おそらく、以下のような、意見を持つ方が多いのではないでしょうか・・・

「それじゃ、コーポレートガバナンスが働かないではないか!」とか、
「経営者が、やりたい放題で、株主の便益を損ねる!」とか、
「経営などわかっていないのに、うるさいだけの株主よりはマシだ!」とか。
もっと、違った意見をお持ちの方もいらっしゃるでしょう。

感覚的に捉える前に、ちょいとじっくり考えてみて欲しいのです。
最初のフレーズは、曖昧な表現を許す日本語において、文法的には、間違っていないと思います。
文法がおかしくなくても、よーく考えてみると、何かおかしな文章だとは思いませんか?

「企業」という言葉が、このフレーズの主語です。
なんとなく聞いたり、読んだりしていると、気がつかないのですが・・・
そもそも「企業」とは、何を指すのか?
「やりやすい」とは、誰が何をする上で「やりやすい」のか?
という点に問題があります。

「企業」とは、経営者のことを指すのか、
従業員を指すのか、
債権者を指すのか、
取引先や得意先も含まれるのか、
その所有者であるところの、株主を指すのか・・・
商法上の「法人格」を指すとするのが、最も無難な答えだとは思いますが、この場合、「やりやすい」という表現が当てはまらなくなってしまいます。
「法人格」が、「やりやすい」と感じるわけ無いですからね。

企業の所有権は、確かに株主にありますし、株主は経営者を選択することが出来ます。
よって、「株主の便益を損ねる」とは、変な話で、株主が(第三者から観て)株主自身の便益を損ねる者を経営者として認めているわけですから、ステークホルダー以外の人間が、
「あの企業はどうだ、こうだ」と指摘することは、そもそもおかしな話ですよね。
(僕も、そのおかしな人間の一人です。)
もし、経営が気に入らないという大株主が居れば、経営者を交代させればよいわけですし、
もし、経営が気に入らないという少数株主が居れば、その企業の株式を売り払えばよいわけです。
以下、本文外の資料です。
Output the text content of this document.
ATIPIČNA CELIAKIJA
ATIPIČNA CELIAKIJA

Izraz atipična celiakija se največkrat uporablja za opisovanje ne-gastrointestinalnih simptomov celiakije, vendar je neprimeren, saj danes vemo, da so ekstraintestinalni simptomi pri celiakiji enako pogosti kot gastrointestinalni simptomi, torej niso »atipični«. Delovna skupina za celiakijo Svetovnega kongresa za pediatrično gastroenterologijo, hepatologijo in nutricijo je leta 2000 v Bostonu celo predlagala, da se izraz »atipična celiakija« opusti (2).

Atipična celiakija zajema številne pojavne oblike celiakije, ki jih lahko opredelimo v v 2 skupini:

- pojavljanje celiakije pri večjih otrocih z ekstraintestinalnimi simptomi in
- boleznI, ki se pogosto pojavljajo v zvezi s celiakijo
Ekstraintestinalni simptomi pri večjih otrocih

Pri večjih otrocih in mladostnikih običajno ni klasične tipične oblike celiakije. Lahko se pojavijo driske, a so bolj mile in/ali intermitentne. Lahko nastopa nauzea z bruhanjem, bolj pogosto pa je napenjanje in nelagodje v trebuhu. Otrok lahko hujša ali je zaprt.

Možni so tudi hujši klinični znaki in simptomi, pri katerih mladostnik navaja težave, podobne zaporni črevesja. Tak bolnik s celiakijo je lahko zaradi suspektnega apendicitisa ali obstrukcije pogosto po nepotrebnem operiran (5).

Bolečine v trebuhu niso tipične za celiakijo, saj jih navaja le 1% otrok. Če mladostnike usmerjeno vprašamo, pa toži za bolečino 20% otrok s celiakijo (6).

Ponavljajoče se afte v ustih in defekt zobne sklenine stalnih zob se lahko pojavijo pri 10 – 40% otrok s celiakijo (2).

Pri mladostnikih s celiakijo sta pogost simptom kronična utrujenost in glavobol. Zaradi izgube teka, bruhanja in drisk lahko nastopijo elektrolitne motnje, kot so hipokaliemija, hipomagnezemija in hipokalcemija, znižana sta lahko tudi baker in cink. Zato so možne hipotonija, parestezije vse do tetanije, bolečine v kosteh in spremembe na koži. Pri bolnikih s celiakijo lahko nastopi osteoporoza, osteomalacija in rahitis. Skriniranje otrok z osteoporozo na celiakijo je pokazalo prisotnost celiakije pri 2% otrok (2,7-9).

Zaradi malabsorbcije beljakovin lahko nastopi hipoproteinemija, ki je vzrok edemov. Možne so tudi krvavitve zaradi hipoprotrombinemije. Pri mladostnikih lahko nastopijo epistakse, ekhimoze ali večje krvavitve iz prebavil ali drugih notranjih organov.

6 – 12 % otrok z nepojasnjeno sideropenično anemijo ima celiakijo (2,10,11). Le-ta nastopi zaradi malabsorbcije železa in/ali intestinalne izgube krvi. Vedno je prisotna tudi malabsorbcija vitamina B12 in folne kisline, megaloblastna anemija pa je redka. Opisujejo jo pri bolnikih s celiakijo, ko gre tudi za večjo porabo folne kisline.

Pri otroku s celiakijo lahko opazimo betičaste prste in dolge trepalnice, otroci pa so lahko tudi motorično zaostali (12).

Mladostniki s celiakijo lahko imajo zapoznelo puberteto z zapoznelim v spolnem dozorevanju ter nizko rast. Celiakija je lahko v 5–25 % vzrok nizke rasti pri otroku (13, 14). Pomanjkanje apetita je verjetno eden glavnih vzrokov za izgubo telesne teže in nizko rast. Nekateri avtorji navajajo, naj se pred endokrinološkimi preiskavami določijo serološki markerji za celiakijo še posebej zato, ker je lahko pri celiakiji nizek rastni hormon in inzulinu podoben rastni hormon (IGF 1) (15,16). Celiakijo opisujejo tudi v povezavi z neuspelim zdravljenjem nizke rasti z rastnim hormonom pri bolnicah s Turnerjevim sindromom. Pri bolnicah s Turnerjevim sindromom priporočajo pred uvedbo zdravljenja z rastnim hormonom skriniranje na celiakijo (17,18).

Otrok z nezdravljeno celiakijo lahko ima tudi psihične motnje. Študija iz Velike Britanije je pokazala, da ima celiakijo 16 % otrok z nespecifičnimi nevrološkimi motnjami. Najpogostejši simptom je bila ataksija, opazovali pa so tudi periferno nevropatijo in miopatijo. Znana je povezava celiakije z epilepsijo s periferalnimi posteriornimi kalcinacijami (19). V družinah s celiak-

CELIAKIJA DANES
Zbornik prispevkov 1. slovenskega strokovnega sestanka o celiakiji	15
また、従業員においても、経営者が気に入らなければ、上司や経営者に対して、意見を述べればよいわけですし、それでも意見が通らなければ、終身雇用を前提にしなくなった現代では、転職すればよいわけです。
さらに、債権者にとっては、その契約時における約束に基づいて、司法に訴えればよいわけです。

つまり、我々は、「企業」という言葉を、それが「誰」を意味しているのか、明確な定義が無いまま、議論をしているように思うわけです。
この結果、「VS」や「敵対的買収」というわけのわからない(=主語の無い)構図や言葉が飛び出してくるわけです。

僕は、企業の意味するところは、その企業に関わるステークホルダー(利害関係者)すべてを指して、企業と表現するのではないかと思うのです。
株主がどれほど法人格としての企業を所有しようが、そこに従業員が居なければ、価値創造は行われません。
経営者がどれほど価値創造戦略において優秀であっても、株主や従業員の理解が得られなければ、価値創造は行われません。
どれほど優れた(と、経営者や従業員や株主が思うところの)商品を開発できたとしても、客が居なければ、価値創造は行われません。
以上のすべてが満足できたとしても、原材料を納入する取引先が無ければ、何も生み出せません。

経営者とは、「企業」が企業として、継続的に価値創造を行うために、そのステークホルダーの利害を最も効率よく調整するための存在なのです。
その上で、「経営とは、株主資本の管理である」という言葉は、極めて合理的です。
この言葉を聴いて、「株主の立場しか見ていない」と誤解される方も多いのではないかと思います。
しかし、株主が株主の便益を合理的に得ようと思えば、従業員、債権者、取引先、得意先など、その企業が企業であるためのステークホルダーすべてを大切にするはずです。
もし、以上とは違い、一時の利益を重視する投機家が株主の大半を占めるようなことがあれば、企業の価値は破壊される・・・と、僕がしつこく書いていることがお分かりいただけるのではないでしょうか。

世界一、投資家としての実績の高い、ウォーレンバフェット氏は、以下の言葉を何度も使っています。

「パートナーシップ」

彼にとって、バークシャーハザウェイ(バフェット氏が会長を勤める企業)に関わるすべてのステークホルダーは、彼も含めて、同社の価値創造を目的にしたパートナーなのでしょう。

2005年3月2日 板倉雄一郎 

PS:
ライブドア関係は、もうええわ(笑)
だって、僕は、ライブドアの株主じゃないしね。